SAN FRANCISCO, CA – Researchers at Harvard Medical School and McLean Hospital have discovered that a unique kind of brain training can result in large and persistent improvements in cognition in people with bipolar disorder. The brain training shown effective in the study is from Posit Science, maker of the BrainHQ online brain exercises and apps.
The findings were announced in a peer-reviewed article that published today in The Journal of Clinical Psychiatry. The researchers found that the cognitive exercise regimen from BrainHQ drove a large improvement in a standard measure of overall cognitive ability, as well as significant improvements in other cognitive measures. The researchers also suggest that these brain exercises could be an effective non-pharmaceutical treatment in helping people with bipolar disorder function more effectively in everyday life.
“Problems with memory, executive function, and processing speed are common symptoms of bipolar disorder, and have a direct and negative impact on an individual’s daily functioning and overall quality of life,” said lead investigator Dr. Eve Lewandowski, director of clinical programming for one of McLean’s schizophrenia and bipolar disorder programs and an assistant professor at Harvard Medical School. “Improving these cognitive dysfunctions is crucial to helping patients with bipolar disorder improve their ability to thrive in the community.”
For the study, the researchers enrolled 84 patients with bipolar disorder, aged 18-50, and randomized 75 patients into an intervention group or an active comparison group (used as a control).
The intervention group was asked to use a special regimen of exercises from BrainHQ, for a total of 70 hours over the course of 24 weeks. The control group was asked to spend an equivalent amount of time on computerized exercises that focused on quiz-style games, such as identifying locations on maps, solving basic math problems, and answering questions about popular culture. Completion rates varied within groups, but did not vary significantly between groups — with the BrainHQ group completing 43 hours, on average, and the control group completing 48 hours, on average.
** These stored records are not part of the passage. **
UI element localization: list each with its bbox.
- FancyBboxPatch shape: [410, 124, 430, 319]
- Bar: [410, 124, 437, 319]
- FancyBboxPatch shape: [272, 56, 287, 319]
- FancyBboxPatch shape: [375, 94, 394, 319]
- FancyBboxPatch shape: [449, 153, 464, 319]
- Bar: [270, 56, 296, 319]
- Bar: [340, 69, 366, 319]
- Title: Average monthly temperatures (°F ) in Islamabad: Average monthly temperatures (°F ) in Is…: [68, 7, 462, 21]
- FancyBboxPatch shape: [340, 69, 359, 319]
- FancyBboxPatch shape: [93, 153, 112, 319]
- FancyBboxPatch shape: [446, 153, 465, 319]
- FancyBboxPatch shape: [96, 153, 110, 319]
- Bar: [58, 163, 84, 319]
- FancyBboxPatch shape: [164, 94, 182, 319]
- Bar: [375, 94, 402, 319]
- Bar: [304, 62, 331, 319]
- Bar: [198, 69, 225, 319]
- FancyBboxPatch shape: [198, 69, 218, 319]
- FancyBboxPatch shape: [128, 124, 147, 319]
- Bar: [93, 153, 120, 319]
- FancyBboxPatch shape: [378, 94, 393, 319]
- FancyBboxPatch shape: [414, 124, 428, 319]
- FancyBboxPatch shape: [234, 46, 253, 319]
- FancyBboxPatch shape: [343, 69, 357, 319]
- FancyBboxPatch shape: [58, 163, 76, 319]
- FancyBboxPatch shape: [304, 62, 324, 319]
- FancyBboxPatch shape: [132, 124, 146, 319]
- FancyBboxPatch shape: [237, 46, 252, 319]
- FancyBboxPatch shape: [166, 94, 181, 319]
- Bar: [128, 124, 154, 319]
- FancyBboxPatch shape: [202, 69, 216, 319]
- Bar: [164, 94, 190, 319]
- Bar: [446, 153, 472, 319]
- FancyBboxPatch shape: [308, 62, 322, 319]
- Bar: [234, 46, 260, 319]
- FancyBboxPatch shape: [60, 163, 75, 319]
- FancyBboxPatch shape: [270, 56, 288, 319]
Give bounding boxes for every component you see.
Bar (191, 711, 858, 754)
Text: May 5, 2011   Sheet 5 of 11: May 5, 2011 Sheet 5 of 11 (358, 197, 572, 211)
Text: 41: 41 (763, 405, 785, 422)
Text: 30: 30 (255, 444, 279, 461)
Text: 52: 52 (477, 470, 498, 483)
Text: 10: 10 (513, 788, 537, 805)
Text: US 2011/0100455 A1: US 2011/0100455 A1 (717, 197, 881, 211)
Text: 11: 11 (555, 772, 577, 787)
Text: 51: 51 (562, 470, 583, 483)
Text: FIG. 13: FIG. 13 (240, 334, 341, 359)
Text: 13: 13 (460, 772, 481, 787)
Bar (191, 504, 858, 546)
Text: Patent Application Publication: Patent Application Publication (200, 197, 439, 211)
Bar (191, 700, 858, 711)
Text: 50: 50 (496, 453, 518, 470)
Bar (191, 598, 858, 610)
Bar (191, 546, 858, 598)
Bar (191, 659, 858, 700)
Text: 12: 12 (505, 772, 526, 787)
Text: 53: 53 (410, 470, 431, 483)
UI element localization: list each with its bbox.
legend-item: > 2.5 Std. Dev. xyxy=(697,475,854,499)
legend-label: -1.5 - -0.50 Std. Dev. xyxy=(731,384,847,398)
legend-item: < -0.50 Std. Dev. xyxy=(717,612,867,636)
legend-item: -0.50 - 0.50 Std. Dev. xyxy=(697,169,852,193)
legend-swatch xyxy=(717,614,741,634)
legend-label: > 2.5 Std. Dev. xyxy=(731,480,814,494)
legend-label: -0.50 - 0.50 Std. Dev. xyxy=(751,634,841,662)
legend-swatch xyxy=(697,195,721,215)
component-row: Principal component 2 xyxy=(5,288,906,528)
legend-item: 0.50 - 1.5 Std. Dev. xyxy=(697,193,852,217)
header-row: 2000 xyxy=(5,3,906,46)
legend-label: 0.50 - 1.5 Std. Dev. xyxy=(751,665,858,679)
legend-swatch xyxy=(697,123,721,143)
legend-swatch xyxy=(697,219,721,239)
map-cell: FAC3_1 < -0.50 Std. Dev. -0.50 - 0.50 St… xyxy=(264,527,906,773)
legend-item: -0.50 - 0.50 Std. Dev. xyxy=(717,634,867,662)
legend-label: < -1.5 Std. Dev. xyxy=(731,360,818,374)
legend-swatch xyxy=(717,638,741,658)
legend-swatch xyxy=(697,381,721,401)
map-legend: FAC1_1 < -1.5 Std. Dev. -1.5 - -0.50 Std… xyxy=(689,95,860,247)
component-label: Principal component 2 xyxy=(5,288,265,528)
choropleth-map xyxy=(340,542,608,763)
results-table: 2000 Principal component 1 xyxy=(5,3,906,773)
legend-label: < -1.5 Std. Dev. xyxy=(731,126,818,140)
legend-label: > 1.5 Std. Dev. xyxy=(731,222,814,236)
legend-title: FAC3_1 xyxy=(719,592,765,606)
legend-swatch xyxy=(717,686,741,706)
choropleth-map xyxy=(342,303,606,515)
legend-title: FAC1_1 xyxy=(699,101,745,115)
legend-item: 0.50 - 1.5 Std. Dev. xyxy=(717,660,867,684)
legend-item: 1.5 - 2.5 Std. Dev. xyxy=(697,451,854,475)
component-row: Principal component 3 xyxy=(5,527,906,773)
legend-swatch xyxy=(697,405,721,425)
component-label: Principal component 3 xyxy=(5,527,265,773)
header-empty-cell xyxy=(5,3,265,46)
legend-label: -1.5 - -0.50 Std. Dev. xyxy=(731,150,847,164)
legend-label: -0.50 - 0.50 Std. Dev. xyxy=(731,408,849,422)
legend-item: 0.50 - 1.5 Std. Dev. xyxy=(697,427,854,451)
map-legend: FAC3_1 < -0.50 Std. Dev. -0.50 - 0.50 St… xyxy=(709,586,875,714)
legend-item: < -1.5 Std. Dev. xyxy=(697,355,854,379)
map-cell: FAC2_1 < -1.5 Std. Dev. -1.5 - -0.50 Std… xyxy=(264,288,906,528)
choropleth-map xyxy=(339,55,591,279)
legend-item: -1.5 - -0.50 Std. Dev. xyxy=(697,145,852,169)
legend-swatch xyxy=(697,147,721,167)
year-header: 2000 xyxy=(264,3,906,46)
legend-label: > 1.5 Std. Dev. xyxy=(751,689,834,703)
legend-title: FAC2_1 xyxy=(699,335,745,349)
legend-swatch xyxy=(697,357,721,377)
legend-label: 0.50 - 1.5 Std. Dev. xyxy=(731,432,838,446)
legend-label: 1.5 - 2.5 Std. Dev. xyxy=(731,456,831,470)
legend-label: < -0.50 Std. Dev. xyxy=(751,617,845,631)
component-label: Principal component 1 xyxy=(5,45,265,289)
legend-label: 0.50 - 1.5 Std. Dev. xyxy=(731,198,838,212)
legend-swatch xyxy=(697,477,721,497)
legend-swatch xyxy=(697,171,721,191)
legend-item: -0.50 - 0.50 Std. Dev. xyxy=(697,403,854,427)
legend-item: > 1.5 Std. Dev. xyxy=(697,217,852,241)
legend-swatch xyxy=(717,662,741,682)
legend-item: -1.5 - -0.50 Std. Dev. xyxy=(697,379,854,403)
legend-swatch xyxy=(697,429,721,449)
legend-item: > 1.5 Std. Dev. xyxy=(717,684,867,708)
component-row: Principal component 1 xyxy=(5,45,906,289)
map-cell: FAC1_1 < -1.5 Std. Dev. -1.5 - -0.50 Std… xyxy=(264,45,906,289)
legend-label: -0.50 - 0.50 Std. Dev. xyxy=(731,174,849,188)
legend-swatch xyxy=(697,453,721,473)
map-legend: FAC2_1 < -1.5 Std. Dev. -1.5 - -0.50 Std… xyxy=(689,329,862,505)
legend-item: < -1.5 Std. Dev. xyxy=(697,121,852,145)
Following training, the participants in the BrainHQ exercise group displayed large gains in the primary outcome measure of overall cognitive performance. They also showed a large gain on the sub-domain measure of memory and visual learning, and a trend toward a medium-sized gain in the sub-domain of speed of processing. Changes in other sub-domain scores were not individually significant. Change in a secondary measure of community functioning was also not significant, but participants with the largest cognitive improvements showed the largest gains in community functioning across the sample.
The researchers assessed study participants again six months after the training ended, and they found that the gain in overall cognition persisted — and that there was even a slight further improvement. They also found a significant change in the sub-domain of speed of processing and a trend in the sub-domain of memory and visual learning.
“These findings suggest that once the brain is better able to perform cognitive tasks, it will continue to strengthen those processes even after patients stop using the treatment,” Dr. Lewandowski said.
“We are impressed by these breakthrough results,” said Dr. Henry Mahncke, CEO of Posit Science. “There are no medications that help with cognitive function in people with bipolar disorder – and brain training represents a novel approach to this unmet medical need. Our plan has always been to make brain training that is highly effective, ubiquitous and cheap. We plan to work with the medical community and appropriate regulators to find an efficient path to get highly affordable and easily accessible exercise regimens to patients who could be helped.”